1993 erlebte ich auch die Böhsen Onkelz zum ersten Mal live. Gemeinsam mit den Dimple Minds und mehreren anderen Bands in der Bremer Stadthalle beim Festival „Mensch?! Rock gegen Rechts“. Von da aus ging es gleich weiter: nach Österreich. Der bekannte linke österreichische Autor, Musiker und Songpoet Ostbahn-Kurti hatte die Onkelz eingeladen, als Headliner bei einer Tour unter dem Motto „Rock gegen Gewalt“ aufzutreten. Und ich sollte bei den geplanten Festivals als deutscher Autor gleich etwas zur aktuellen Situation im Land der Piefkes erzählen … Eine interessante Erfahrung. Ich konnte so nicht nur die Onkelz ein wenig „hinter den Kulissen“ erleben (zu einer Zeit, in der sie – höflich formuliert – nicht gut drauf waren), sondern auch Bombendrohungen, Medienkampagnen und Tausende von Fans. Ich erwärmte mich für die Idee, über diese ein Buch zu schreiben.

Nach Deutschland zurückgekehrt, bot ich das Thema gleich mehreren Verlagen an. Die meisten winkten sofort ab: zu heikel. Zu uninteressant. Nur, wenn das Hauptthema des Buches „Der Neonazi-Untergrund“ sein würde. Auf diesen fahrenden Zug zu springen, der bereits mit Dutzenden plötzlich geborener „Rechtsextremismus-Experten“ überfüllt war, die in der Regel nicht einmal den Unterschied zwischen Skinheads und Hooligans kannten, geschweige denn den zwischen Skinheads und Neonazis, hatte ich keine Lust.
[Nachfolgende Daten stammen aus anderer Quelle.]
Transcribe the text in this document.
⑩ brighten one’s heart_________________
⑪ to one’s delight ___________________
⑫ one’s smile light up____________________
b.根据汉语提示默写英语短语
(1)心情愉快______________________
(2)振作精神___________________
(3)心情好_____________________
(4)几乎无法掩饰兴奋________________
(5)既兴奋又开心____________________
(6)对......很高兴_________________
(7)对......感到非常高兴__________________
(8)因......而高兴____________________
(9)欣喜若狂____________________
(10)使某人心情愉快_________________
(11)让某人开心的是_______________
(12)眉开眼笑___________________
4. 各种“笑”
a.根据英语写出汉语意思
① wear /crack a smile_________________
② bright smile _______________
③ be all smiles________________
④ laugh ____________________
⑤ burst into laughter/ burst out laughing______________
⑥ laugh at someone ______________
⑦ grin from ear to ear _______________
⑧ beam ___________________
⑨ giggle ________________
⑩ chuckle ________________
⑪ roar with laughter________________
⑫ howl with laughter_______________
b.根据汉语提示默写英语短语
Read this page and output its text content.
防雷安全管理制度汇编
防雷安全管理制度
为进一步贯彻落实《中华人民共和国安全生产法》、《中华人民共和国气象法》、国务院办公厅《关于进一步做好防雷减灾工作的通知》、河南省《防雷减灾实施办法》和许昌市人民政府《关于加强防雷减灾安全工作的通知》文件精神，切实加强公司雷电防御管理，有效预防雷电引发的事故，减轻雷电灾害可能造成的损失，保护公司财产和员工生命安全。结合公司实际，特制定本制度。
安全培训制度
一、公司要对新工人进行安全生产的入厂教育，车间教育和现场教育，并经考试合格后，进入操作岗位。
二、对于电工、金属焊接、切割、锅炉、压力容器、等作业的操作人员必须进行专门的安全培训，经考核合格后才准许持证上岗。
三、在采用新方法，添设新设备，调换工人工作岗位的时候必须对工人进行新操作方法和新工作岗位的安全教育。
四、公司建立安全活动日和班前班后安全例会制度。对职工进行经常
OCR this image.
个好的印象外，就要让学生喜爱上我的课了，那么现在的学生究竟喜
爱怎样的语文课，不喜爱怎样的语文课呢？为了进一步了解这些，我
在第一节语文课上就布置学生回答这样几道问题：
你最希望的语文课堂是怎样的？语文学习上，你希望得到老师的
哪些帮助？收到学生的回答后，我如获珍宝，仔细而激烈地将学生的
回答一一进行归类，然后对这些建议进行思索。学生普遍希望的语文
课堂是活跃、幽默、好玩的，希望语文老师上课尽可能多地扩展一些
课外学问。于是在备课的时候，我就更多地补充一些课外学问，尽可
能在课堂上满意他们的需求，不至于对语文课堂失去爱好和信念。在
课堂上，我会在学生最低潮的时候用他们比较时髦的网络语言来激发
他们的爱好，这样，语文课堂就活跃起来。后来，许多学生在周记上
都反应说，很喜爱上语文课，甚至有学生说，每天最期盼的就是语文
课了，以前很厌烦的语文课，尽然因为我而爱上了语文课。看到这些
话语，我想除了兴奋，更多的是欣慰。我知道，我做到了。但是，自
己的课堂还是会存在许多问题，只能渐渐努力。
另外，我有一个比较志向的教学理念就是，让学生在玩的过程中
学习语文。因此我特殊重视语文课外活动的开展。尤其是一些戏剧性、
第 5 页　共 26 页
So ruhte das Thema also weiter. Wie viele andere auch. Bis ich schließlich gemeinsam mit Freunden und Kolleginnen 1997 das Archiv der Jugendkulturen gründete mit dem Ziel, Jugendlichen und ihren Kulturen endlich die Chance zu geben, ihre Ansichten authentisch und unzensiert zu verbreiten – und damit auch allen anderen Interessierten die Möglichkeit, sich differenziert über diese zu informieren. Meine Bank gab mir einen großzügigen Kredit, wir mieteten Räume an, eröffneten eine Bibliothek und fanden schließlich sogar einen Verlag, der bereit war, zukünftig eine archiveigene Buchreihe zu publizieren, bei der wir veröffentlichen könnten, was immer wir wollten. (2003 gründeten wir einen eigenen Verlag, in dem alle weiteren Titel des Archiv der Jugendkulturen e. V. und auch die Neuauflagen dieses Buches seitdem erscheinen.) Damit war auch das Thema Böhse Onkelz plötzlich wieder aktuell.

Alles begann mit einem Aufruf, den ich im Oktober 1998 an diverse Medien schickte, aber auch ein paar tausend Mal kopierte und als Flyer verteilte (mit tatkräftiger Hilfe einiger Freunde und Vereinsmitglieder des Archiv der Jugendkulturen e. V.) – bei Konzerten und Onkelz-Partys, bei meinen Vorträgen in Schulen und Jugendklubs. Die Redaktionen von Break Out, Rock Hard, Metal Hammer und wenige andere veröffentlichten die Meldung in ihren folgenden Ausgaben.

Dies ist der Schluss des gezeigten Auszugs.